Ao Observador, Augusto Jenner Rêgo nega que faça procedimentos de medicina dentária — apesar de Luciana Félix afirmar que fez um tratamento dentário ao seu marido e de ter mostrado mensagens que mostram marcações com ele. “Eu sou o representante legal da empresa, faço supervisão. Temos um diretor clínico”, explicou ao Observador. Sobre o facto de não estar inscrito na Ordem dos Médicos Dentistas, admite que “provavelmente” haja “um problema com o nome”. “Eu tenho licença noutro país da União Europeia e como vivo mais lá do que aqui, faço mais a parte de gestão”, explicou.
Garante ainda que a licença do espaço “todos os anos é atualizada”, bem como o quadro clínico. Questionada, a Entidade Reguladora da Saúde também explicou ao Observador que, com a pesquisa pela morada associada à clínica Sorridente Ideia é há um “registo ativo associado que se denomina “MACHADO & RAZZOTTO CLINICA DENTARIA LDA” e é explorado pela entidade MACHADO & RAZZOTTO MEDICINA DENTARIA, LDA”.

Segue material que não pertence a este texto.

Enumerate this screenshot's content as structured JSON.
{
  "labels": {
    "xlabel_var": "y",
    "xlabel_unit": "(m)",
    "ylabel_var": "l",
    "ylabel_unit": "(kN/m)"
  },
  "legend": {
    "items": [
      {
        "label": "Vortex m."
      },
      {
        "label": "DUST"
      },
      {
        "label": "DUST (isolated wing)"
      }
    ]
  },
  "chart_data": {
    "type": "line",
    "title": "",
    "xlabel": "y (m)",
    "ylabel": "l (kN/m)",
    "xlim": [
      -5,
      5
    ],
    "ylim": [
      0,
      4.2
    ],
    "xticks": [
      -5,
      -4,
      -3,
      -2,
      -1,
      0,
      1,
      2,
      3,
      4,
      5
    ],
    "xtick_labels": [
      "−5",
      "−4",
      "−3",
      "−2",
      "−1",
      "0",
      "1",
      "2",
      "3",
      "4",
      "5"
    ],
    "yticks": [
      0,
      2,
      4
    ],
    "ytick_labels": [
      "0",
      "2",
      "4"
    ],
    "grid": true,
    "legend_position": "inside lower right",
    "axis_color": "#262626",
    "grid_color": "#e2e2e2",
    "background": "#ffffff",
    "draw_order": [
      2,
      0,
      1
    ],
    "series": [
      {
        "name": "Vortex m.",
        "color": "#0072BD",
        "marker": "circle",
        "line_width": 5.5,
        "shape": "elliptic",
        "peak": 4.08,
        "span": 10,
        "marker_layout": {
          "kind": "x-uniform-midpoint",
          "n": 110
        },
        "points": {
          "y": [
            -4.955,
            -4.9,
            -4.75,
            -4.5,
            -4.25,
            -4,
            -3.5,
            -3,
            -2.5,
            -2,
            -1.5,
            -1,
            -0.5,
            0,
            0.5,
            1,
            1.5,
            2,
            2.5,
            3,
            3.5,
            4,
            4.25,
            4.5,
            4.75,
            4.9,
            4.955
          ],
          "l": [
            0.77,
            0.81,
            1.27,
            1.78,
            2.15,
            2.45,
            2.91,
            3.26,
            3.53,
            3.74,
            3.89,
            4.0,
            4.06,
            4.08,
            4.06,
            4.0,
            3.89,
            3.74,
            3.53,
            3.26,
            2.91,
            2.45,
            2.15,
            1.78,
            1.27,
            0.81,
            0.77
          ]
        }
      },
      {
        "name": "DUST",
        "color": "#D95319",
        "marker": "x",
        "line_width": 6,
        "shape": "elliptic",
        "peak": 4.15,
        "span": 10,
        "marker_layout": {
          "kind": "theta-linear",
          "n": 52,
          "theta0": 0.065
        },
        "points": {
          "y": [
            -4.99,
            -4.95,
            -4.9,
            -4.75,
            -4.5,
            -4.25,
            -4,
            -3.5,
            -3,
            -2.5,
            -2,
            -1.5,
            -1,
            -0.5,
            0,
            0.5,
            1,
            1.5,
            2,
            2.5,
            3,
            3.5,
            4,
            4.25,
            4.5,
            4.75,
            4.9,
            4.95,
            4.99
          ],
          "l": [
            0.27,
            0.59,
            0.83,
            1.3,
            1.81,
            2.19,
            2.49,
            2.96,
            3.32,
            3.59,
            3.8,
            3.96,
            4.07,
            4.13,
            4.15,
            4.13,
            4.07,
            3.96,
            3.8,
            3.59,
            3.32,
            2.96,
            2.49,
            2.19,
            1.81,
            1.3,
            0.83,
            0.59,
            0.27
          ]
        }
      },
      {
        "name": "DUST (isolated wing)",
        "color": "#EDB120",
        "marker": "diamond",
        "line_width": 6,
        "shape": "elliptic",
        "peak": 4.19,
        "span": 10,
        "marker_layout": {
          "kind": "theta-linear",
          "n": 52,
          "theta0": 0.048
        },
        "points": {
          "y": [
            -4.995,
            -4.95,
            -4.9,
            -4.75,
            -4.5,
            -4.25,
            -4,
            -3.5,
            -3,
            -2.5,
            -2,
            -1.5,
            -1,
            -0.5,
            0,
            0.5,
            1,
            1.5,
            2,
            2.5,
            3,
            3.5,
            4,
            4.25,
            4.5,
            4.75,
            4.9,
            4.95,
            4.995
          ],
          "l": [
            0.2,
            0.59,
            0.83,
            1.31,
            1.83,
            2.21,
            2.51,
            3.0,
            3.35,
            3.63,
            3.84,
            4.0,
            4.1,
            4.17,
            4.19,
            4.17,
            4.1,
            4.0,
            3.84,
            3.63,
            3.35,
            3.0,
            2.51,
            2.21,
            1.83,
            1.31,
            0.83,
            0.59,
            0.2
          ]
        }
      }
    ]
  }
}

Sociedade Portuguesa de Medicina Estética recebeu mais de 150 queixas em 2020
O caso de Luciana Félix é apenas um entre as centenas de queixas que chegam todos os anos à Sociedade Portuguesa de Medicina Estética (SPME). Desde a criação, o departamento de Intrusismo — o órgão da SPME responsável por receber, analisar e dar encaminhamento às queixas recebidas — já recebeu mais de 300 denúncias. Mais de metade ocorreram no ano de 2020 e, só no primeiro trimestre de 2021, houve uma duplicação do número de casos, quando comparado com o período homólogo do ano anterior, segundo dados fornecidos ao Observador.
“Estes dados revelam uma tendência crescente no nosso país, pese embora também uma maior sensibilização da população para a denúncia dos casos de intrusismo, onde a SPME tem encetado esforços, quer pela sensibilização de profissionais médicos em formação, quer por campanhas dirigidas à população”, diz a responsável por este departamento, Inês Abreu. Inês Abreu considera que este é “um problema grave de saúde pública, pela quantidade de procedimentos que são realizados por pessoas não médicas e sem qualquer qualificação para o efeito, com adoção de práticas potencialmente lesivas da saúde dos pacientes”. “Embora estes procedimentos sejam enquadráveis no crime de usurpação de funções, o tempo de justiça não tem conseguido acompanhar o enorme aumento de situações a que se tem assistido nos últimos anos”, lamenta ainda.
Atualmente, Luciana Félix reconhece que os produtos injetados no seu rosto foram saindo — o que foi positivo por um lado, mas deixou à vista os efeitos de bichectomia. “Hoje, após um ano, o meu rosto está completamente envelhecido. Ela destruiu minha auto estima”, lamenta.